Talented Mark Crabtree, 60, is responsible for inventing a key piece of sound mixing equipment that has become a staple for Hollywood blockbusters.
Mark has spent 40 years developing his recording consoles which cost half-a-million pounds each – and are now the toast of Hollywood.
His company, AMS Neve, is regularly involved in producing the sound for award-winning films including Avatar.
Last year he also picked up an Oscar for best original score for The Artist.
He developed his unique sound equipment at his studio in Burnley, Lancashire.
His technology has now been used to record ‘Skyfall’ – the hit single by Adele from the latest James Bond film.

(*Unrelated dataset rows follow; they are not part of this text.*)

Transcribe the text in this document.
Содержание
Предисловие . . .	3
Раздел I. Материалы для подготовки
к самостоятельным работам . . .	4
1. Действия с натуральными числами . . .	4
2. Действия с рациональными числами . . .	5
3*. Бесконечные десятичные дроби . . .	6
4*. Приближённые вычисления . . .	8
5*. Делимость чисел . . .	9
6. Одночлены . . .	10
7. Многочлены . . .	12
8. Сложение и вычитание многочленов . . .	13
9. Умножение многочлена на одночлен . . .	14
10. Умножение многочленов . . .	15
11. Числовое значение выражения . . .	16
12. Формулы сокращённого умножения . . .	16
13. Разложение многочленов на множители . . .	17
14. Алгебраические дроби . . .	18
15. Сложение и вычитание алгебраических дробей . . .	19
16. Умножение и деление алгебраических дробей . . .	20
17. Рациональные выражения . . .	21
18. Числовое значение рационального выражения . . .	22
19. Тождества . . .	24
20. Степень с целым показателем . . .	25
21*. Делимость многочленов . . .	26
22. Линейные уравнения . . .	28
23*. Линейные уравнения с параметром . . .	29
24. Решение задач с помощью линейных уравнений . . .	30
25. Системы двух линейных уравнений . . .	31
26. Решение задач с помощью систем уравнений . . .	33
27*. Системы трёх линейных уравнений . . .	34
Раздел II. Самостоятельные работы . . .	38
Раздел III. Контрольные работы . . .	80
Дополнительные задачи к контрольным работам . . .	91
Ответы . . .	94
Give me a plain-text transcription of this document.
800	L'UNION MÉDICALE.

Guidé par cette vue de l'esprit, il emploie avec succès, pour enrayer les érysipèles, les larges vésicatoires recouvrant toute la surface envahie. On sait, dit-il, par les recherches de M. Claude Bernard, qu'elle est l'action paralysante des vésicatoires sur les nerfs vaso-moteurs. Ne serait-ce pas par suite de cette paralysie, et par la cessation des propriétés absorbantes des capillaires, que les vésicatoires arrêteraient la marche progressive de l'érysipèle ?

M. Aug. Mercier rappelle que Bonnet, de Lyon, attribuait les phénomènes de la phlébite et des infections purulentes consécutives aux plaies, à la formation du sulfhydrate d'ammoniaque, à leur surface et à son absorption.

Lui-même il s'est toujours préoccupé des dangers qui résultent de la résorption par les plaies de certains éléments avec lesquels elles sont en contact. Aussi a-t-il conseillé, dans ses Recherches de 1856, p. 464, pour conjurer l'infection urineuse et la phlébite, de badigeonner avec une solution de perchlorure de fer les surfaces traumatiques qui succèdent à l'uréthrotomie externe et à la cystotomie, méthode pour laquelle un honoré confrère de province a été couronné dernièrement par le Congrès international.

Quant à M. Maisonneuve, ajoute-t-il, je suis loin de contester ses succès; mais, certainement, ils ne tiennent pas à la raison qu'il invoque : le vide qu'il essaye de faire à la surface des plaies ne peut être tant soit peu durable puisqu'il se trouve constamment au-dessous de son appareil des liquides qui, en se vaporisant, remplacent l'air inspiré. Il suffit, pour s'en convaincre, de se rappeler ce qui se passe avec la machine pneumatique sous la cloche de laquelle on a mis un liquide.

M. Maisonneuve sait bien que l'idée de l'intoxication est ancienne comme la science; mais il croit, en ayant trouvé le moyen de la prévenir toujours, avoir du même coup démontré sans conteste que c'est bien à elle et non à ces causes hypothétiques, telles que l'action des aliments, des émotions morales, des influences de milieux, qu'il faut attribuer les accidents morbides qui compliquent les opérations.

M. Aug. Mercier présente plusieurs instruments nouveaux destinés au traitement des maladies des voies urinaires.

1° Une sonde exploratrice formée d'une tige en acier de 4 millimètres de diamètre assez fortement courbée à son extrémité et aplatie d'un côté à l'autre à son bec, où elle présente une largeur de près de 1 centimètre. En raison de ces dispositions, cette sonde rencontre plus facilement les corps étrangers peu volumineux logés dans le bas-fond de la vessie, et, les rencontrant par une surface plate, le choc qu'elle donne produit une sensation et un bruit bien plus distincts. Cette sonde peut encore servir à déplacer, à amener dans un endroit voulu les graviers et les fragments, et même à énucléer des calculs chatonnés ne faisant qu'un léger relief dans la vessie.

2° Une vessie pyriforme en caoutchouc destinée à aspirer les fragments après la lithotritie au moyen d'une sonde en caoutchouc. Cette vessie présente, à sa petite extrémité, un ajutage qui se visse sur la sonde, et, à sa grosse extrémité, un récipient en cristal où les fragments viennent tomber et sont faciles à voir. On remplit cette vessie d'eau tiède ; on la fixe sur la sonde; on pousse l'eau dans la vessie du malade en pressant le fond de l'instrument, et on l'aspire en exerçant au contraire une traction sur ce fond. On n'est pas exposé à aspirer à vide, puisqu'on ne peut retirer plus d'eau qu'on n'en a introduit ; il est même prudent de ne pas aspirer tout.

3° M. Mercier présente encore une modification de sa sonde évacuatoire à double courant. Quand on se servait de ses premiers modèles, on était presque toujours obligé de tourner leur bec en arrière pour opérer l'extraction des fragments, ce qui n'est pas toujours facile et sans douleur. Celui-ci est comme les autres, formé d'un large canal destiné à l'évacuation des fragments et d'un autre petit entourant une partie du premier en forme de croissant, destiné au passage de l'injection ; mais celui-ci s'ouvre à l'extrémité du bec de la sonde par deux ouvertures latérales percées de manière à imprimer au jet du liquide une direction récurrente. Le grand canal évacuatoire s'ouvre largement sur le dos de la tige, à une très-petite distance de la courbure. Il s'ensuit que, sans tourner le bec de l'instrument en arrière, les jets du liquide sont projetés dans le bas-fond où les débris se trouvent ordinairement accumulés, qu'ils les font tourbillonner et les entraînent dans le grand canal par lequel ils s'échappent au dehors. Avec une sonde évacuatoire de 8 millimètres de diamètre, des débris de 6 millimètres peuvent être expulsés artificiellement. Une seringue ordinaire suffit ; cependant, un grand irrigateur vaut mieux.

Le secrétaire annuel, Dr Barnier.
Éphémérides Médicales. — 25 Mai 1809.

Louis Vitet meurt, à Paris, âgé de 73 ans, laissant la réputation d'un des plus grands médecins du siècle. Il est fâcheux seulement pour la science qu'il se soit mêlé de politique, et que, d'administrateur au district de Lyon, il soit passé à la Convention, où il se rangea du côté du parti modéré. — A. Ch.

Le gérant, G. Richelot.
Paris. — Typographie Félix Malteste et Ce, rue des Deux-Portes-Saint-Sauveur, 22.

Mark said he first tested his newly-invented recording equipment 40 years ago at Abbey Road Studios in London – in front of Paul McCartney.
Mark said: “It was a small box which added a range of effects to a recording. Paul tried it out, loved it, and the rest is history.
“I never thought that one day I’d be walking down the red carpet at the Oscars with photographers snapping at me and wondering who the heck is that?”
Mark has spent for 40 years producing music and film scores and now 80 per cent of Oscar-winning films have used Mark’s advanced technology.
He frequently travels to Tinseltown to work with top film directors like James Cameron and Sam Mendes.
He said: ”We’re a hive of industry here in Burnley with world-class manufacturing and are right on the edge of beautiful countryside.
“We’ve taken some of the biggest names in music down to the local pub for a pie and a pint – they love it here.”